Discrepancies between these manuscripts (differing “variants”) are often due to mere oversights that arose in hand copying the texts from a master copy (or as dictated by a reader), but in some cases to deliberate “improvements” by the scribes that were intended to make the transmitted text clearer or more consistent.
Research into the textual history of the New Testament sets out to reconstruct with scholarly care the original text of the scriptures (the so-called urtext). Textual research proceeds largely as follows:
- The individual manuscripts are deciphered.
- The texts reconstructed by this means are compared and discrepancies (variants) determined.
- The variants are analyzed. On the basis of numerous scholarly criteria, the degree of interdependence between the variants is investigated and – with a lesser or greater degree of certainty – the original version established. One particular criterion is decisive: Originality is accorded the version which can best explain the origin of all other versions.
The findings of this work are integrated into the scholarly editions of the New Testament. By using the critical apparatus in these editions, the reader is in a position to understand the decisions of the editors and to form his or her own opinion.

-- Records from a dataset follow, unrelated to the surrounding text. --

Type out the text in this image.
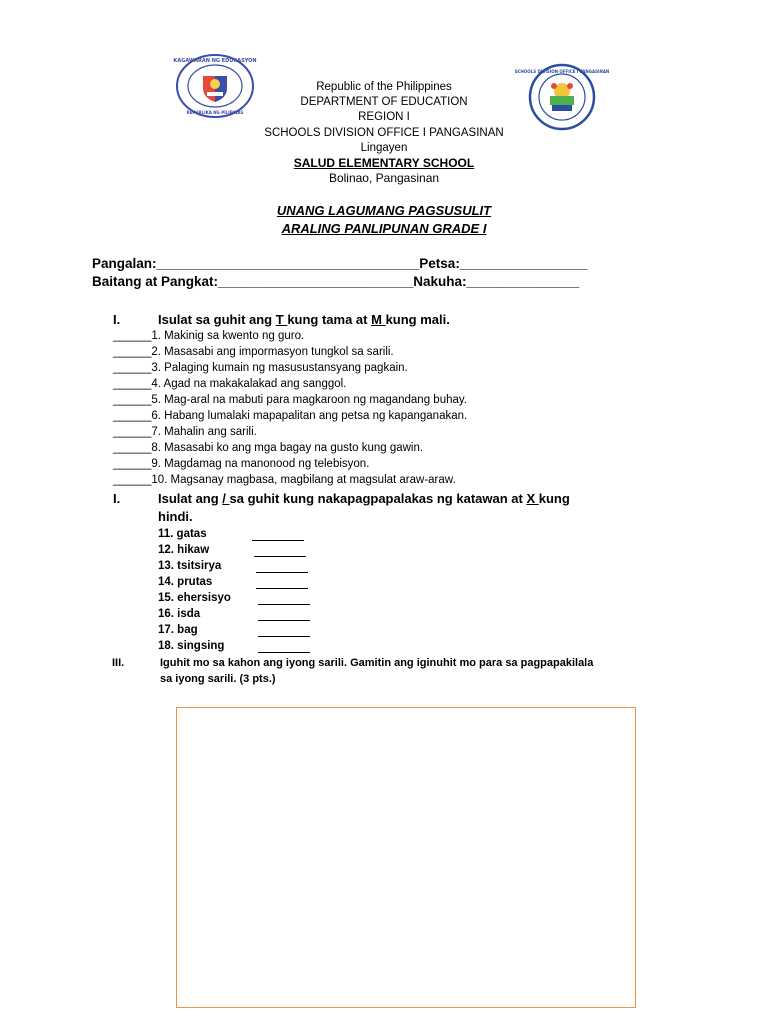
KAGAWARAN NG EDUKASYON
REPUBLIKA NG PILIPINAS
SCHOOLS DIVISION OFFICE I PANGASINAN
Republic of the Philippines
DEPARTMENT OF EDUCATION
REGION I
SCHOOLS DIVISION OFFICE I PANGASINAN
Lingayen
SALUD ELEMENTARY SCHOOL
Bolinao, Pangasinan
UNANG LAGUMANG PAGSUSULIT
ARALING PANLIPUNAN GRADE I
Pangalan:___________________________________Petsa:_________________
Baitang at Pangkat:__________________________Nakuha:_______________
I.	Isulat sa guhit ang T kung tama at M kung mali.
______1. Makinig sa kwento ng guro.
______2. Masasabi ang impormasyon tungkol sa sarili.
______3. Palaging kumain ng masusustansyang pagkain.
______4. Agad na makakalakad ang sanggol.
______5. Mag-aral na mabuti para magkaroon ng magandang buhay.
______6. Habang lumalaki mapapalitan ang petsa ng kapanganakan.
______7. Mahalin ang sarili.
______8. Masasabi ko ang mga bagay na gusto kung gawin.
______9. Magdamag na manonood ng telebisyon.
______10. Magsanay magbasa, magbilang at magsulat araw-araw.
I.	Isulat ang / sa guhit kung nakapagpapalakas ng katawan at X kung
hindi.
11. gatas
12. hikaw
13. tsitsirya
14. prutas
15. ehersisyo
16. isda
17. bag
18. singsing
III.	Iguhit mo sa kahon ang iyong sarili. Gamitin ang iginuhit mo para sa pagpapakilala
sa iyong sarili. (3 pts.)
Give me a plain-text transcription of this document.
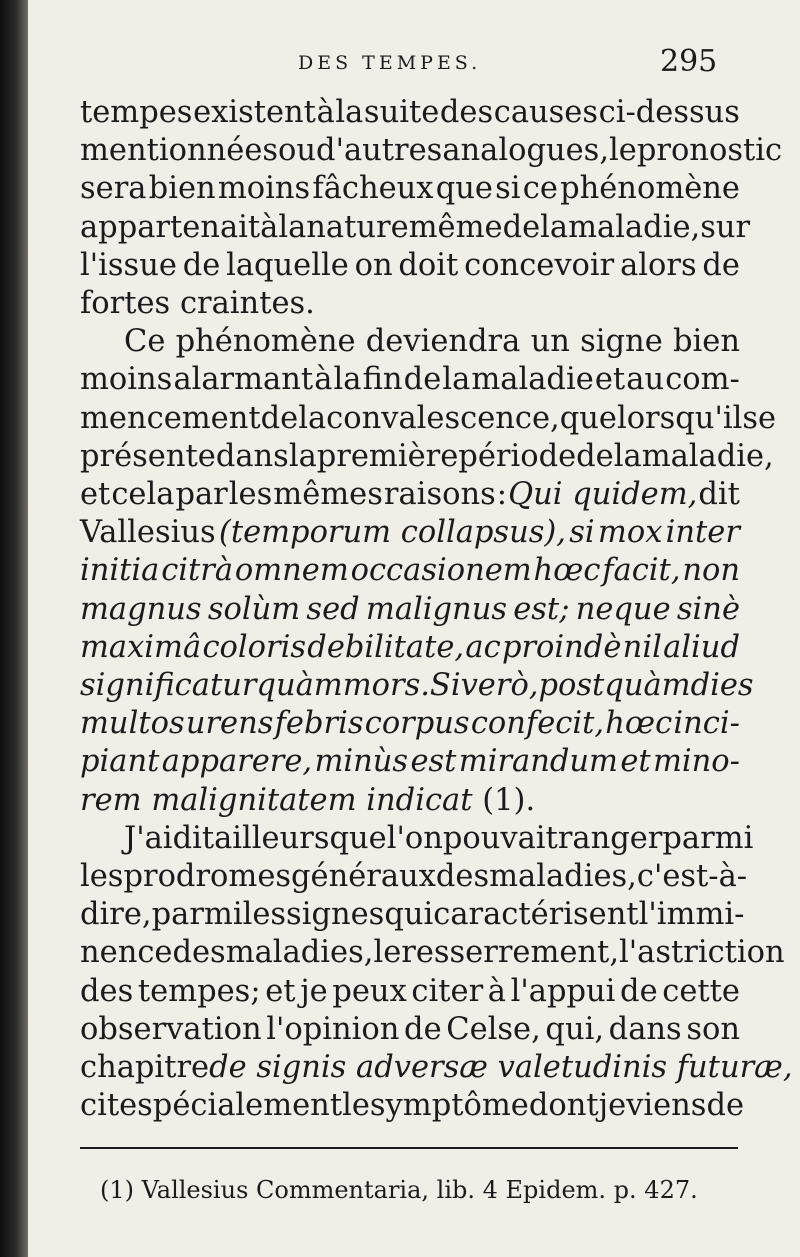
DES TEMPES.	295
tempes existent à la suite des causes ci-dessus
mentionnées ou d'autres analogues, le pronostic
sera bien moins fâcheux que si ce phénomène
appartenait à la nature même de la maladie, sur
l'issue de laquelle on doit concevoir alors de
fortes craintes.
Ce phénomène deviendra un signe bien
moins alarmant à la fin de la maladie et au com-
mencement de la convalescence, que lorsqu'il se
présente dans la première période de la maladie,
et cela par les mêmes raisons : Qui quidem, dit
Vallesius (temporum collapsus), si mox inter
initia citrà omnem occasionem hœc facit, non
magnus solùm sed malignus est; neque sinè
maximâ coloris debilitate, ac proindè nil aliud
significatur quàm mors. Si verò, postquàm dies
multos urens febris corpus confecit, hœc inci-
piant apparere, minùs est mirandum et mino-
rem malignitatem indicat (1).
J'ai dit ailleurs que l'on pouvait ranger parmi
les prodromes généraux des maladies, c'est-à-
dire, parmi les signes qui caractérisent l'immi-
nence des maladies, le resserrement, l'astriction
des tempes; et je peux citer à l'appui de cette
observation l'opinion de Celse, qui, dans son
chapitre de signis adversæ valetudinis futuræ,
cite spécialement le symptôme dont je viens de
(1) Vallesius Commentaria, lib. 4 Epidem. p. 427.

With its extensive, differentiated apparatus, above all the Novum Testamentum Graece by Nestle-Aland enables its readers to reach their own judgments in matters of New Testament textual research. The Greek New Testament, on the other hand, is not intended as an aid to extensive text-critical research, but above all provides the foundation for translations of the New Testament worldwide. It presents to its users a reliable Greek text, and for selected passages elucidates the course of its development.